Manipulate Legend Elements as Graphics

  1. On the Layout tab, in the Navigate group, click the Navigate tool.
  2. Click near the legend while holding the Shift key to create a rectangle around the legend to zoom in to that area.
  3. The handles on the rectangle surrounding the legend are visible, showing that it is already selected. Right-click within the rectangle surrounding the legend and, in the context menu, click Convert to Graphics. The legend is no longer linked to the map, and you can modify the individual elements that make up the legend.
  4. With the rectangle surrounding the legend still selected, right-click inside it again and, in the context menu, click Ungroup. Note that these elements are also displayed in the Contents pane. If layout elements are snapping to guides or existing page elements, you can temporarily disable snapping by pressing the spacebar while you are moving elements.

 

After converting the legend to graphic elements, select the text for Obesity (%), rotate it, and place it on the lower-left side of the legend. Select the text for Diabetes (%), rotate it 45°, and place it along the right side of the legend.

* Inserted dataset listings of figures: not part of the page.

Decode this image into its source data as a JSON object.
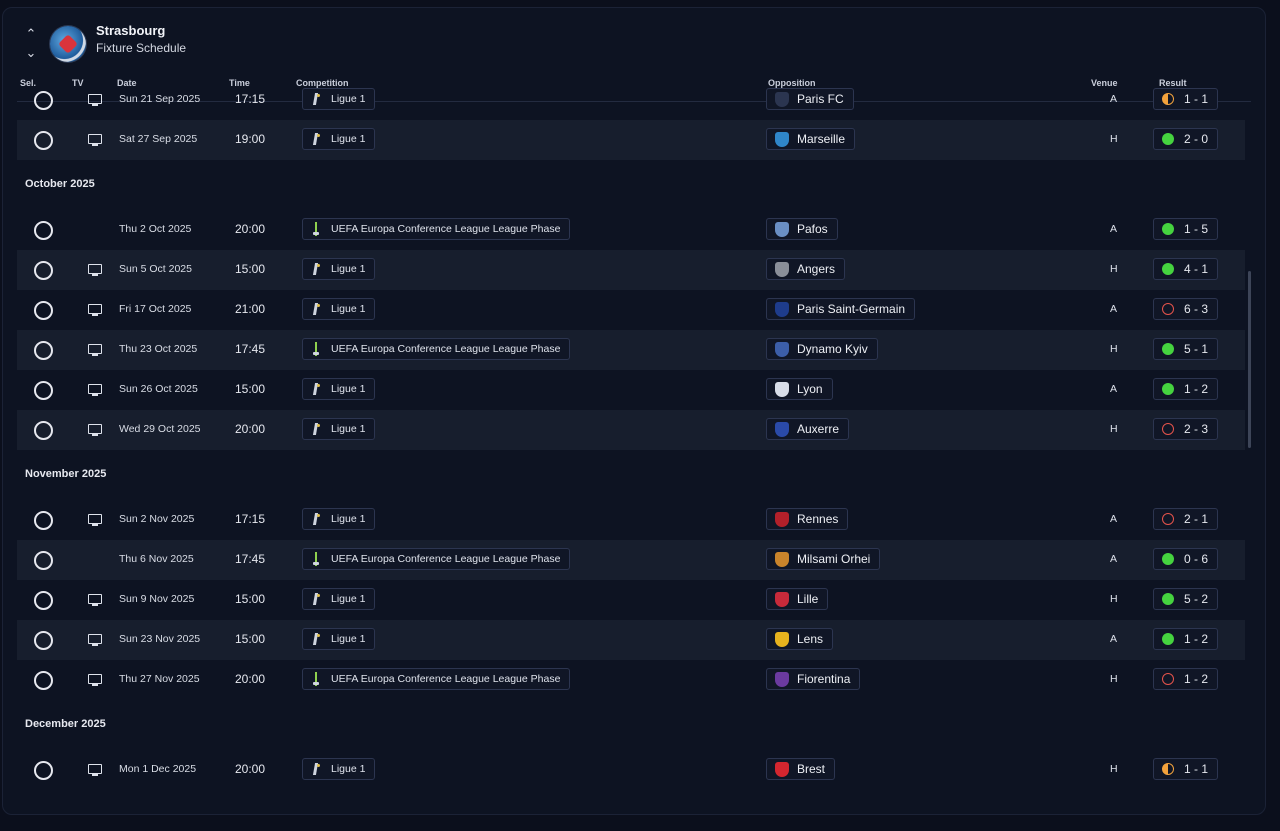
{
  "header": {
    "club_name": "Strasbourg",
    "subtitle": "Fixture Schedule",
    "columns": {
      "sel": "Sel.",
      "tv": "TV",
      "date": "Date",
      "time": "Time",
      "competition": "Competition",
      "opposition": "Opposition",
      "venue": "Venue",
      "result": "Result"
    }
  },
  "rows": [
    {
      "type": "match",
      "date": "Sun 21 Sep 2025",
      "time": "17:15",
      "tv": true,
      "comp": "Ligue 1",
      "comp_icon": "ligue1-logo",
      "opp": "Paris FC",
      "opp_color": "#2b3550",
      "venue": "A",
      "score": "1 - 1",
      "result": "draw"
    },
    {
      "type": "match",
      "date": "Sat 27 Sep 2025",
      "time": "19:00",
      "tv": true,
      "comp": "Ligue 1",
      "comp_icon": "ligue1-logo",
      "opp": "Marseille",
      "opp_color": "#2f86c9",
      "venue": "H",
      "score": "2 - 0",
      "result": "win"
    },
    {
      "type": "month",
      "label": "October 2025"
    },
    {
      "type": "match",
      "date": "Thu 2 Oct 2025",
      "time": "20:00",
      "tv": false,
      "comp": "UEFA Europa Conference League League Phase",
      "comp_icon": "uecl-logo",
      "opp": "Pafos",
      "opp_color": "#6a8fc4",
      "venue": "A",
      "score": "1 - 5",
      "result": "win"
    },
    {
      "type": "match",
      "date": "Sun 5 Oct 2025",
      "time": "15:00",
      "tv": true,
      "comp": "Ligue 1",
      "comp_icon": "ligue1-logo",
      "opp": "Angers",
      "opp_color": "#8a8f99",
      "venue": "H",
      "score": "4 - 1",
      "result": "win"
    },
    {
      "type": "match",
      "date": "Fri 17 Oct 2025",
      "time": "21:00",
      "tv": true,
      "comp": "Ligue 1",
      "comp_icon": "ligue1-logo",
      "opp": "Paris Saint-Germain",
      "opp_color": "#1e3c8c",
      "venue": "A",
      "score": "6 - 3",
      "result": "loss"
    },
    {
      "type": "match",
      "date": "Thu 23 Oct 2025",
      "time": "17:45",
      "tv": true,
      "comp": "UEFA Europa Conference League League Phase",
      "comp_icon": "uecl-logo",
      "opp": "Dynamo Kyiv",
      "opp_color": "#3c5ea8",
      "venue": "H",
      "score": "5 - 1",
      "result": "win"
    },
    {
      "type": "match",
      "date": "Sun 26 Oct 2025",
      "time": "15:00",
      "tv": true,
      "comp": "Ligue 1",
      "comp_icon": "ligue1-logo",
      "opp": "Lyon",
      "opp_color": "#d8dde8",
      "venue": "A",
      "score": "1 - 2",
      "result": "win"
    },
    {
      "type": "match",
      "date": "Wed 29 Oct 2025",
      "time": "20:00",
      "tv": true,
      "comp": "Ligue 1",
      "comp_icon": "ligue1-logo",
      "opp": "Auxerre",
      "opp_color": "#2a4aa8",
      "venue": "H",
      "score": "2 - 3",
      "result": "loss"
    },
    {
      "type": "month",
      "label": "November 2025"
    },
    {
      "type": "match",
      "date": "Sun 2 Nov 2025",
      "time": "17:15",
      "tv": true,
      "comp": "Ligue 1",
      "comp_icon": "ligue1-logo",
      "opp": "Rennes",
      "opp_color": "#b3202a",
      "venue": "A",
      "score": "2 - 1",
      "result": "loss"
    },
    {
      "type": "match",
      "date": "Thu 6 Nov 2025",
      "time": "17:45",
      "tv": false,
      "comp": "UEFA Europa Conference League League Phase",
      "comp_icon": "uecl-logo",
      "opp": "Milsami Orhei",
      "opp_color": "#c9842b",
      "venue": "A",
      "score": "0 - 6",
      "result": "win"
    },
    {
      "type": "match",
      "date": "Sun 9 Nov 2025",
      "time": "15:00",
      "tv": true,
      "comp": "Ligue 1",
      "comp_icon": "ligue1-logo",
      "opp": "Lille",
      "opp_color": "#c82a3a",
      "venue": "H",
      "score": "5 - 2",
      "result": "win"
    },
    {
      "type": "match",
      "date": "Sun 23 Nov 2025",
      "time": "15:00",
      "tv": true,
      "comp": "Ligue 1",
      "comp_icon": "ligue1-logo",
      "opp": "Lens",
      "opp_color": "#e6b21e",
      "venue": "A",
      "score": "1 - 2",
      "result": "win"
    },
    {
      "type": "match",
      "date": "Thu 27 Nov 2025",
      "time": "20:00",
      "tv": true,
      "comp": "UEFA Europa Conference League League Phase",
      "comp_icon": "uecl-logo",
      "opp": "Fiorentina",
      "opp_color": "#6b3aa0",
      "venue": "H",
      "score": "1 - 2",
      "result": "loss"
    },
    {
      "type": "month",
      "label": "December 2025"
    },
    {
      "type": "match",
      "date": "Mon 1 Dec 2025",
      "time": "20:00",
      "tv": true,
      "comp": "Ligue 1",
      "comp_icon": "ligue1-logo",
      "opp": "Brest",
      "opp_color": "#d4262f",
      "venue": "H",
      "score": "1 - 1",
      "result": "draw"
    }
  ],
  "colors": {
    "win": "#45d33f",
    "loss": "#e5534b",
    "draw": "#f2a23c",
    "panel": "#0d1322",
    "row_alt": "#171e2d"
  }
}
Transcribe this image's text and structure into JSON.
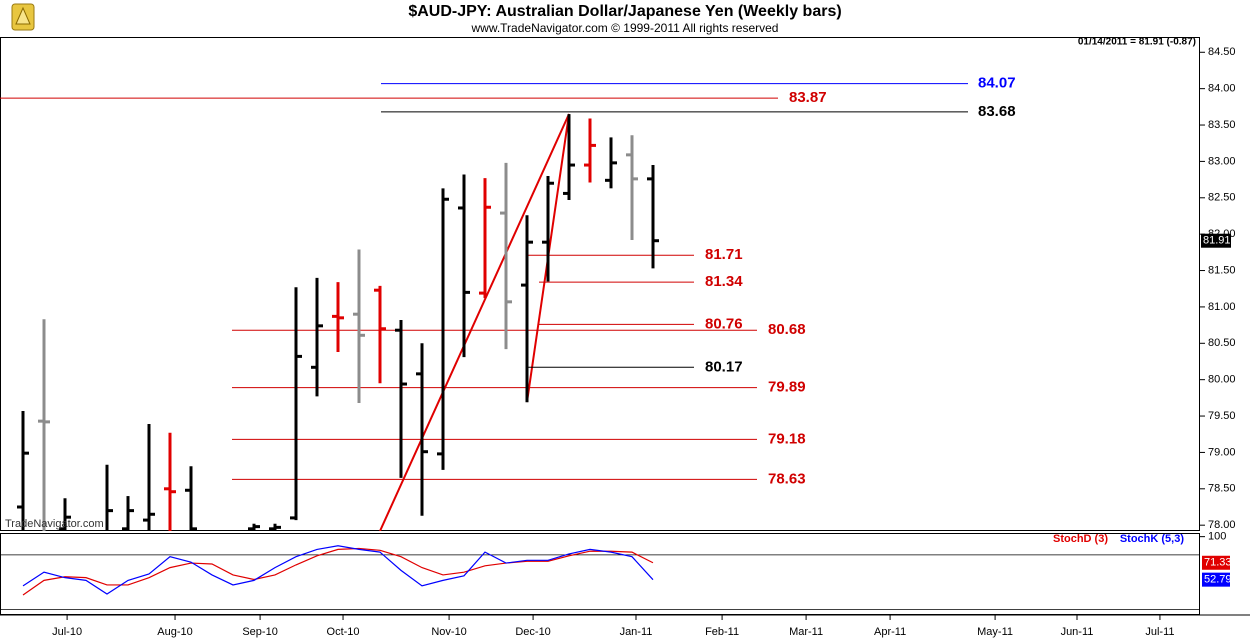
{
  "chart_data": [
    {
      "type": "ohlc",
      "title": "$AUD-JPY:  Australian Dollar/Japanese Yen  (Weekly bars)",
      "subtitle": "www.TradeNavigator.com © 1999-2011 All rights reserved",
      "info": "01/14/2011 = 81.91 (-0.87)",
      "watermark": "TradeNavigator.com",
      "x": [
        0,
        1,
        2,
        4,
        5,
        6,
        7,
        8,
        11,
        12,
        13,
        14,
        15,
        16,
        17,
        18,
        19,
        20,
        21,
        22,
        23,
        24,
        25,
        26,
        27,
        28,
        29,
        30
      ],
      "open": [
        78.25,
        79.43,
        77.95,
        77.9,
        77.95,
        78.07,
        78.5,
        78.48,
        77.95,
        77.95,
        78.1,
        80.17,
        80.87,
        80.9,
        81.23,
        80.68,
        80.08,
        78.98,
        82.36,
        81.19,
        82.29,
        81.3,
        81.89,
        82.56,
        82.95,
        82.74,
        83.09,
        82.76
      ],
      "high": [
        79.57,
        80.83,
        78.37,
        78.83,
        78.4,
        79.39,
        79.27,
        78.81,
        78.02,
        78.02,
        81.27,
        81.4,
        81.34,
        81.79,
        81.29,
        80.82,
        80.5,
        82.63,
        82.82,
        82.77,
        82.98,
        82.26,
        82.8,
        83.65,
        83.59,
        83.33,
        83.36,
        82.95
      ],
      "low": [
        77.8,
        77.8,
        77.8,
        77.8,
        77.8,
        77.8,
        77.8,
        77.8,
        77.6,
        77.6,
        78.07,
        79.77,
        80.38,
        79.68,
        79.95,
        78.65,
        78.13,
        78.76,
        80.31,
        81.12,
        80.42,
        79.69,
        81.35,
        82.47,
        82.71,
        82.63,
        81.92,
        81.53
      ],
      "close": [
        78.99,
        79.42,
        78.11,
        78.2,
        78.2,
        78.15,
        78.46,
        77.95,
        77.98,
        77.97,
        80.32,
        80.74,
        80.85,
        80.61,
        80.7,
        79.94,
        79.01,
        82.48,
        81.2,
        82.37,
        81.07,
        81.89,
        82.7,
        82.95,
        83.22,
        82.98,
        82.76,
        81.91
      ],
      "bar_colors": [
        "#000000",
        "#8c8c8c",
        "#000000",
        "#000000",
        "#000000",
        "#000000",
        "#e00000",
        "#000000",
        "#000000",
        "#000000",
        "#000000",
        "#000000",
        "#e00000",
        "#8c8c8c",
        "#e00000",
        "#000000",
        "#000000",
        "#000000",
        "#000000",
        "#e00000",
        "#8c8c8c",
        "#000000",
        "#000000",
        "#000000",
        "#e00000",
        "#000000",
        "#8c8c8c",
        "#000000"
      ],
      "xlim": [
        -1.0952,
        56.0476
      ],
      "xticks": [
        {
          "value": 2.1,
          "label": "Jul-10"
        },
        {
          "value": 7.24,
          "label": "Aug-10"
        },
        {
          "value": 11.29,
          "label": "Sep-10"
        },
        {
          "value": 15.24,
          "label": "Oct-10"
        },
        {
          "value": 20.29,
          "label": "Nov-10"
        },
        {
          "value": 24.29,
          "label": "Dec-10"
        },
        {
          "value": 29.19,
          "label": "Jan-11"
        },
        {
          "value": 33.29,
          "label": "Feb-11"
        },
        {
          "value": 37.29,
          "label": "Mar-11"
        },
        {
          "value": 41.29,
          "label": "Apr-11"
        },
        {
          "value": 46.29,
          "label": "May-11"
        },
        {
          "value": 50.19,
          "label": "Jun-11"
        },
        {
          "value": 54.14,
          "label": "Jul-11"
        }
      ],
      "ylim": [
        77.92,
        84.71
      ],
      "yticks": [
        {
          "value": 78,
          "label": "78.00"
        },
        {
          "value": 78.5,
          "label": "78.50"
        },
        {
          "value": 79,
          "label": "79.00"
        },
        {
          "value": 79.5,
          "label": "79.50"
        },
        {
          "value": 80,
          "label": "80.00"
        },
        {
          "value": 80.5,
          "label": "80.50"
        },
        {
          "value": 81,
          "label": "81.00"
        },
        {
          "value": 81.5,
          "label": "81.50"
        },
        {
          "value": 82,
          "label": "82.00"
        },
        {
          "value": 82.5,
          "label": "82.50"
        },
        {
          "value": 83,
          "label": "83.00"
        },
        {
          "value": 83.5,
          "label": "83.50"
        },
        {
          "value": 84,
          "label": "84.00"
        },
        {
          "value": 84.5,
          "label": "84.50"
        }
      ],
      "levels": [
        {
          "value": 84.07,
          "color": "#0000ff"
        },
        {
          "value": 83.87,
          "color": "#d00000"
        },
        {
          "value": 83.68,
          "color": "#000000"
        },
        {
          "value": 81.71,
          "color": "#d00000"
        },
        {
          "value": 81.34,
          "color": "#d00000"
        },
        {
          "value": 80.76,
          "color": "#d00000"
        },
        {
          "value": 80.68,
          "color": "#d00000"
        },
        {
          "value": 80.17,
          "color": "#000000"
        },
        {
          "value": 79.89,
          "color": "#d00000"
        },
        {
          "value": 79.18,
          "color": "#d00000"
        },
        {
          "value": 78.63,
          "color": "#d00000"
        }
      ]
    },
    {
      "type": "line",
      "x": [
        0,
        1,
        2,
        3,
        4,
        5,
        6,
        7,
        8,
        9,
        10,
        11,
        12,
        13,
        14,
        15,
        16,
        17,
        18,
        19,
        20,
        21,
        22,
        23,
        24,
        25,
        26,
        27,
        28,
        29,
        30
      ],
      "series": [
        {
          "name": "StochD (3)",
          "color": "#e00000",
          "values": [
            36,
            52,
            56,
            55,
            47,
            47,
            55,
            66,
            71,
            70,
            58,
            53,
            58,
            69,
            79,
            86,
            87,
            85,
            78,
            66,
            58,
            61,
            68,
            71,
            73,
            73,
            79,
            84,
            84,
            83,
            71.33
          ]
        },
        {
          "name": "StochK (5,3)",
          "color": "#0000ff",
          "values": [
            46,
            61,
            55,
            52,
            37,
            52,
            59,
            78,
            72,
            58,
            47,
            52,
            66,
            78,
            86,
            90,
            86,
            83,
            63,
            46,
            52,
            57,
            83,
            71,
            74,
            74,
            81,
            86,
            83,
            78,
            52.79
          ]
        }
      ],
      "ylim": [
        14,
        104
      ],
      "yticks": [
        100
      ],
      "reference_lines": [
        80,
        20
      ]
    }
  ]
}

Modify Text Placement and Size

  1. On the Layout tab, in the Elements group, click Clear Selection. To select an individual element, click the Select tool in the Elements group of the Layout tab.
  2. Select the text for Obesity (%). Point near the upper-right handle to see the rotate control, then use the number indicator to rotate the text 315°.
  3. Perform the same process on the text for Diabetes (%), rotating it 45°.
  4. Move the Obesity (%) text to the left side of the legend and the Diabetes (%) text to the right side of the legend.
  5. Hold down the Shift key and select all four pieces of text for High and Low, then right-click and, in the context menu, click Properties. The Format Text pane will open, allowing you to modify the text and its appearance.
  6. Click the Text Symbol tab, expand the Appearance section, change Size to 7 pt, and click Apply.
  7. Deselect all text elements and reselect them individually to fine-tune the position of each.

 

Select all four pieces of text for High and Low and use the Format Text pane to change the text size to 7 pt.
  1. Select the legend title. In the Format Text pane, on the Text tab, change the text to County-level estimates based on 2020 County Health Rankings data. The full title does not appear because the text is too large to fit into the extent shown by the box around the text. You will take care of this problem in the next step.
  2. Repeat steps 6 and 7 to change the legend title text size to 7 pt and position the text under the legend.
  3. Select the pink and blue color ramps and delete them.
  4. In the Contents pane, hold the Ctrl key and select all the legend elements. Do not select the Map Frame element. If you inadvertently select it while the other elements are selected, hold the Shift key and click the Map Frame element to unselect it.
  5. In the Layout View, hover over the rectangle for any selected element; right-click; and in the context menu, click Group.
    The grouped legend elements can be moved as a single page element. The layout now contains a custom legend for the bivariate colors map with text in different sizes and a descriptive caption.

 

 

The layout now contains a custom legend for the bivariate colors map with text in different sizes and a descriptive caption.

Try These Techniques and Improve Your Maps

With the tools used in this tutorial as well as additional tools on the Format tab that were not discussed in this article, you have many options for modifying legends and other map elements. Try modifying your maps using all of these options to take your map layouts to an even higher level.